A toutes ces qualités morales Mile Dufrost joignait une grande beauté. Une taille au-dessus de la moyenne, que rehaussaient encore un port noble et un grand air de distinction, en eut peut-être trop imposé, si le sourire bon et agréable d'une bouche parfaite n'avait rassuré les personnes qui l'approchaient. Les yeux étaient noirs, vifs et intelligents, la chevelure abondante, le nez régulier, le teint clair et animé. Une démarche modeste et gracieuse complétait le charme de cette jeune fille que le ciel semblait avoir voulu embellir de tous les dons à la fois.
Une personne aussi accomplie ne pouvait rester ignorée, surtout dans les premiers temps de la colonie, où les habitants ne faisaient pour ainsi dire qu'une grande famille. Les incursions des sauvages, les combats incessants, l'incertitude du lendemain et la distance de la mère-patrie rapprochaient les colons et faisaient communes les joies et les tristesses de chacun.

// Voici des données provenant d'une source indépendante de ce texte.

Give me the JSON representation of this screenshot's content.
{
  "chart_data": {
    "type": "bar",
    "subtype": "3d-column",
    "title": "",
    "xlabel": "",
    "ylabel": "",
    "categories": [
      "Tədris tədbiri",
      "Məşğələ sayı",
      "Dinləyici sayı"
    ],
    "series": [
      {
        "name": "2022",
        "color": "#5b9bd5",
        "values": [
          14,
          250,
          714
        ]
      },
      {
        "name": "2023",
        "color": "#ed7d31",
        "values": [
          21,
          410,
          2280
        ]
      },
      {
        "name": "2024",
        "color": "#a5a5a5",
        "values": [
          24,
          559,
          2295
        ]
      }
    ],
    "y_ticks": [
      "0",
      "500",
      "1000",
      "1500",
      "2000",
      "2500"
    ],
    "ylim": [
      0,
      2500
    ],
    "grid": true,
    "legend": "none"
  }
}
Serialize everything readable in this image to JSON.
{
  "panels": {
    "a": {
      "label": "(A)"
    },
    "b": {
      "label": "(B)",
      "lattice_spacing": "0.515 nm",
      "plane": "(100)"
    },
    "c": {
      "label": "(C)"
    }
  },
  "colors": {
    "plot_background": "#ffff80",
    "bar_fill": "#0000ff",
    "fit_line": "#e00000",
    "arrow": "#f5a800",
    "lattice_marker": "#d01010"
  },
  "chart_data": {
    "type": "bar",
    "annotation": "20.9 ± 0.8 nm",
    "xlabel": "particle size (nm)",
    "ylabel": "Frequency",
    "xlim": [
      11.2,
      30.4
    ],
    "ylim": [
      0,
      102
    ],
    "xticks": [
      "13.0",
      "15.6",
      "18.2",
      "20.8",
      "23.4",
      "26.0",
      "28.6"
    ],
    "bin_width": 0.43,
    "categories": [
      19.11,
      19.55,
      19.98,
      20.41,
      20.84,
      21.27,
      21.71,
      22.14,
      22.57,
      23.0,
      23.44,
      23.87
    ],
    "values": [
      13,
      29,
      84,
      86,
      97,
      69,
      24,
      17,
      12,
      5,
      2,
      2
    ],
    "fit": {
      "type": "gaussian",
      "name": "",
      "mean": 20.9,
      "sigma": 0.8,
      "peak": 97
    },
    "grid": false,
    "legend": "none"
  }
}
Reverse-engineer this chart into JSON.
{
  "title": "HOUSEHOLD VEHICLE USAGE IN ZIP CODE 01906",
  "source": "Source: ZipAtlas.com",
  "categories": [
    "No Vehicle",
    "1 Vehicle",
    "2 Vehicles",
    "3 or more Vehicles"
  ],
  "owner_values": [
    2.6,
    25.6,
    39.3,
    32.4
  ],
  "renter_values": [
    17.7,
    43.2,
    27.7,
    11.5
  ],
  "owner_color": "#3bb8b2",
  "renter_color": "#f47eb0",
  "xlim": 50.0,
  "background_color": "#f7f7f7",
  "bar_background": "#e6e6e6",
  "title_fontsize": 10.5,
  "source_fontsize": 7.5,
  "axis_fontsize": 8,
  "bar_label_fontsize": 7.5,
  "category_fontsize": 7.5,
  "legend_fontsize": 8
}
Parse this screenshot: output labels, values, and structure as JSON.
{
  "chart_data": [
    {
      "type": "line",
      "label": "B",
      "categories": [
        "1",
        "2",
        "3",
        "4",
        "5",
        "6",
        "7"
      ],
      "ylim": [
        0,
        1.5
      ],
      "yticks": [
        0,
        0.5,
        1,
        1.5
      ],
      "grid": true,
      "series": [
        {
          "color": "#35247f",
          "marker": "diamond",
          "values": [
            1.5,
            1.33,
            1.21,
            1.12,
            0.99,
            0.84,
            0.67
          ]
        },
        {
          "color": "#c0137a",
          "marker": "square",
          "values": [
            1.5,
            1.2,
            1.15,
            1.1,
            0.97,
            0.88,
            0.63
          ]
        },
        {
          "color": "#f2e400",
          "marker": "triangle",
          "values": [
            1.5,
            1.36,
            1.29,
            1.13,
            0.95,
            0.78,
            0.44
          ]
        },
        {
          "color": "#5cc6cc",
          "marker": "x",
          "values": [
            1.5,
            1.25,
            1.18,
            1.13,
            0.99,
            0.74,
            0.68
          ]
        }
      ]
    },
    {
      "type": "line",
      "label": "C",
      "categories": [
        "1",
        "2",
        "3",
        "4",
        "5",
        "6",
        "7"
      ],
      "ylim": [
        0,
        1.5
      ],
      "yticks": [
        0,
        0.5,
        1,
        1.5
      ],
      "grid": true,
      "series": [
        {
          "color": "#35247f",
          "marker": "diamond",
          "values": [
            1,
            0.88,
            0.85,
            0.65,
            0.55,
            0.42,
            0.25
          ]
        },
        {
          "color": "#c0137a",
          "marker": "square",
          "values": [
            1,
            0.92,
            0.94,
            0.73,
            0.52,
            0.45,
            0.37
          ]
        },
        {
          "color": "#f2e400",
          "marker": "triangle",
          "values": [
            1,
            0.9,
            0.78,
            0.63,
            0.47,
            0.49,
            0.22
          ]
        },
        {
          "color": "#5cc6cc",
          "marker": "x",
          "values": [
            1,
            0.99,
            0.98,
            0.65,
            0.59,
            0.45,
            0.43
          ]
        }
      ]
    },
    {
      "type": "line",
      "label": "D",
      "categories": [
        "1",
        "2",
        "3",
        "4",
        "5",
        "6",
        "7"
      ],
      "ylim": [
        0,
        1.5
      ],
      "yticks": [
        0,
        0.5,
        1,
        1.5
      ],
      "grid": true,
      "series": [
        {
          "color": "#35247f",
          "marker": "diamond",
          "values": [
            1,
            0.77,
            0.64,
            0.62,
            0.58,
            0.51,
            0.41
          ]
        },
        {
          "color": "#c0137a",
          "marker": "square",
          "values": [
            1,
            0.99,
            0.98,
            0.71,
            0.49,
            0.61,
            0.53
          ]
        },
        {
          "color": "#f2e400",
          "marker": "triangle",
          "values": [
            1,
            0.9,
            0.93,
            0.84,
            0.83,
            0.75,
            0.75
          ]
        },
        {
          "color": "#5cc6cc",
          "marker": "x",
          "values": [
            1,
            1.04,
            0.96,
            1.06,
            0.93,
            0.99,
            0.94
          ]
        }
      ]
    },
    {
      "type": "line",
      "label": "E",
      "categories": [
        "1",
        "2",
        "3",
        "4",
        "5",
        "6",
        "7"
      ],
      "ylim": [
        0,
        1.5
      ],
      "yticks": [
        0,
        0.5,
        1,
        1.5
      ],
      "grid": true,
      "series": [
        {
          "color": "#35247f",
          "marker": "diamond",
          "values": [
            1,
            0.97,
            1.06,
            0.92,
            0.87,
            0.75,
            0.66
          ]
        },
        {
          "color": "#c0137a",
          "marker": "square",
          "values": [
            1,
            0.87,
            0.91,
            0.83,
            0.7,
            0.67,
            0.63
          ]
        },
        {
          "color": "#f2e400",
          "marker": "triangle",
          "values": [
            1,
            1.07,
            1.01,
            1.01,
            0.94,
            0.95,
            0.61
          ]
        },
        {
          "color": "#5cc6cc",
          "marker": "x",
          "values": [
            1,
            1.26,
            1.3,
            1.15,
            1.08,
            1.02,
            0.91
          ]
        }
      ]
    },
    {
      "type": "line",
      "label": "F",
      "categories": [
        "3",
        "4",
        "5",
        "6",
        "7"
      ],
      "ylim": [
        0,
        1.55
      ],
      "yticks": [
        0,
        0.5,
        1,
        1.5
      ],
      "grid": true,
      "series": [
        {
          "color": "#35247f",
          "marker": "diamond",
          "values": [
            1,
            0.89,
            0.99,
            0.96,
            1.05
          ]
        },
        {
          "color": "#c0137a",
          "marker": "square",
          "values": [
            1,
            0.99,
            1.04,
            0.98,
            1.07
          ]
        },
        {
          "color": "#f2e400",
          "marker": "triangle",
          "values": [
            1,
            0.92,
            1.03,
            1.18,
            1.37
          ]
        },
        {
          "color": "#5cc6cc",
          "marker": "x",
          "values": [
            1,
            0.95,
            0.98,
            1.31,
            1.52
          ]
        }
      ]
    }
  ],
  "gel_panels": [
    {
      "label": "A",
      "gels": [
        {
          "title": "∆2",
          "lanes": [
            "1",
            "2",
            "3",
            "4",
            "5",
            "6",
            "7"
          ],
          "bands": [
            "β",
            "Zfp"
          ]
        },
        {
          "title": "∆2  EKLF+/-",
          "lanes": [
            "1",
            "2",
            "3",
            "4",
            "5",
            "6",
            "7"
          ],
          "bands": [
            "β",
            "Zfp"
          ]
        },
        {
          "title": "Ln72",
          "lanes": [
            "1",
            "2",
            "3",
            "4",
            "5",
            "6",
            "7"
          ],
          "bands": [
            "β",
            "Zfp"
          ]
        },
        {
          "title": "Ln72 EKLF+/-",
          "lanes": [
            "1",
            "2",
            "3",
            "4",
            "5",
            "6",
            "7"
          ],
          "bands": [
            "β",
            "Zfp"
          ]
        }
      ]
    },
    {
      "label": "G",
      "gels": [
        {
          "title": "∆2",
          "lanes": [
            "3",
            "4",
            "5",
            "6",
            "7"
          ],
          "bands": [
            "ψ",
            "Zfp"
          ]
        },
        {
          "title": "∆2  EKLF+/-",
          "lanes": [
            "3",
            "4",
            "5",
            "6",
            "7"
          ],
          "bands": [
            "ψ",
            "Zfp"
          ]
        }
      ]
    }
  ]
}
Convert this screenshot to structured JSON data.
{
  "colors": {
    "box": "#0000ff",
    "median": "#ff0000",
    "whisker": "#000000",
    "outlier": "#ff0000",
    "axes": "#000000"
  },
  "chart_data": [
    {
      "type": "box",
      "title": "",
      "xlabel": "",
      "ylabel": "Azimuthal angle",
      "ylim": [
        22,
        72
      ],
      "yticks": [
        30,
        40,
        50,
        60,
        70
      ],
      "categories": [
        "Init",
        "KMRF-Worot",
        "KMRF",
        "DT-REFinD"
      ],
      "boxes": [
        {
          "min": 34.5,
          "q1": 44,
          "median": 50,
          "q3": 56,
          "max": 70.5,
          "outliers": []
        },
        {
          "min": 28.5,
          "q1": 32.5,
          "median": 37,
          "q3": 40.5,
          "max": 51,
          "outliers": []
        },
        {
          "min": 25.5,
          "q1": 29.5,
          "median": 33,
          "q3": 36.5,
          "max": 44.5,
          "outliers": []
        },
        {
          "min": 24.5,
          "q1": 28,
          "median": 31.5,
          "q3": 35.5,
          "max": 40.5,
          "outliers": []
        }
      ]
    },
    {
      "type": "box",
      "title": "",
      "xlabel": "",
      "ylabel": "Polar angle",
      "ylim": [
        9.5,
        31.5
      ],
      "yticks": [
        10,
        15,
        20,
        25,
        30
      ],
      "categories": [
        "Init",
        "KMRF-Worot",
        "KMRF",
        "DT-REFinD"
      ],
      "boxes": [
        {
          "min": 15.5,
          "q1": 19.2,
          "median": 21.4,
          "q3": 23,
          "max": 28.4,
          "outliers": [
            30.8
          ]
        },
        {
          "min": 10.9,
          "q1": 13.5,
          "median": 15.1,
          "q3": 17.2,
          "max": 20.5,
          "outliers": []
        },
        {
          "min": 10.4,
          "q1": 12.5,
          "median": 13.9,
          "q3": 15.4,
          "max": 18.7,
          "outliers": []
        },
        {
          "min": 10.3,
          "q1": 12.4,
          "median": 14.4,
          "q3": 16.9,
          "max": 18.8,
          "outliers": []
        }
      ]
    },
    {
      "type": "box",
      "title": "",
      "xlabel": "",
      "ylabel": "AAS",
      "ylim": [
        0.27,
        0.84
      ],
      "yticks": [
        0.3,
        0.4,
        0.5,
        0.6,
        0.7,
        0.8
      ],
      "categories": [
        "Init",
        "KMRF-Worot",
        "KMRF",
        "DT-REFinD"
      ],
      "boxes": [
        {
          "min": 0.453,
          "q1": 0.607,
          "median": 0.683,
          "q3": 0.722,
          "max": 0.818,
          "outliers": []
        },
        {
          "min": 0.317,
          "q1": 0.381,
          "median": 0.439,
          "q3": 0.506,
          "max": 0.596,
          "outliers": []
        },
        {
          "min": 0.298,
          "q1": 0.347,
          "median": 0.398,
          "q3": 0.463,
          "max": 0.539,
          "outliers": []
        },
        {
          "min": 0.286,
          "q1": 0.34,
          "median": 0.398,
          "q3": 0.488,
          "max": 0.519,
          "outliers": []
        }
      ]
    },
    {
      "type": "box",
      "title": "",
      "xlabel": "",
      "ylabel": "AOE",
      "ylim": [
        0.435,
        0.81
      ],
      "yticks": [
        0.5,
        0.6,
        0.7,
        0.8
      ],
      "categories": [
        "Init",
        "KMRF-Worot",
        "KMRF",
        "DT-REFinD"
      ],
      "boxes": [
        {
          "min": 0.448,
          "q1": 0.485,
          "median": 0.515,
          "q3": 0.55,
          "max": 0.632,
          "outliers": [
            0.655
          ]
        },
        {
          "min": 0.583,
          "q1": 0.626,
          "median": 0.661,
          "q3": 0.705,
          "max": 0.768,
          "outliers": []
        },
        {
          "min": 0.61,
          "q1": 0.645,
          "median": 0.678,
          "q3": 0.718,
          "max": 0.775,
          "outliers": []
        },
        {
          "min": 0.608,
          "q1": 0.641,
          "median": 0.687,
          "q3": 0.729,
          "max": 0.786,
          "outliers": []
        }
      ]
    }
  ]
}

Mlle Dufrost était donc connue; on savait qu'au manoir de Varennes vivait une jeune fille belle entre toutes, sérieuse, sage, dévouée, et les meilleures familles du pays pouvaient ambitionner de voir leurs fils contracter avec elle une alliance qui promettait nécessairement le bonheur.
Plusieurs jeunes gentilshommes recherchèrent, en effet, la main de Mlle Dufrost, et l'un d'eux, doué de nobles qualités et qui possédait un beau nom et une grande fortune, fut agréé par Mme de La Jemmerais.
Le bonheur allait donc réunir ces deux existences qui semblaient faites pour se compléter. Mais la Providence en avait décidé autrement. Dieu avait sur cette jeune fille des vues que celle-ci n'entrevoyait pas encore et qu'une alliance trop heureuse…
pp. 22-23
A suivre…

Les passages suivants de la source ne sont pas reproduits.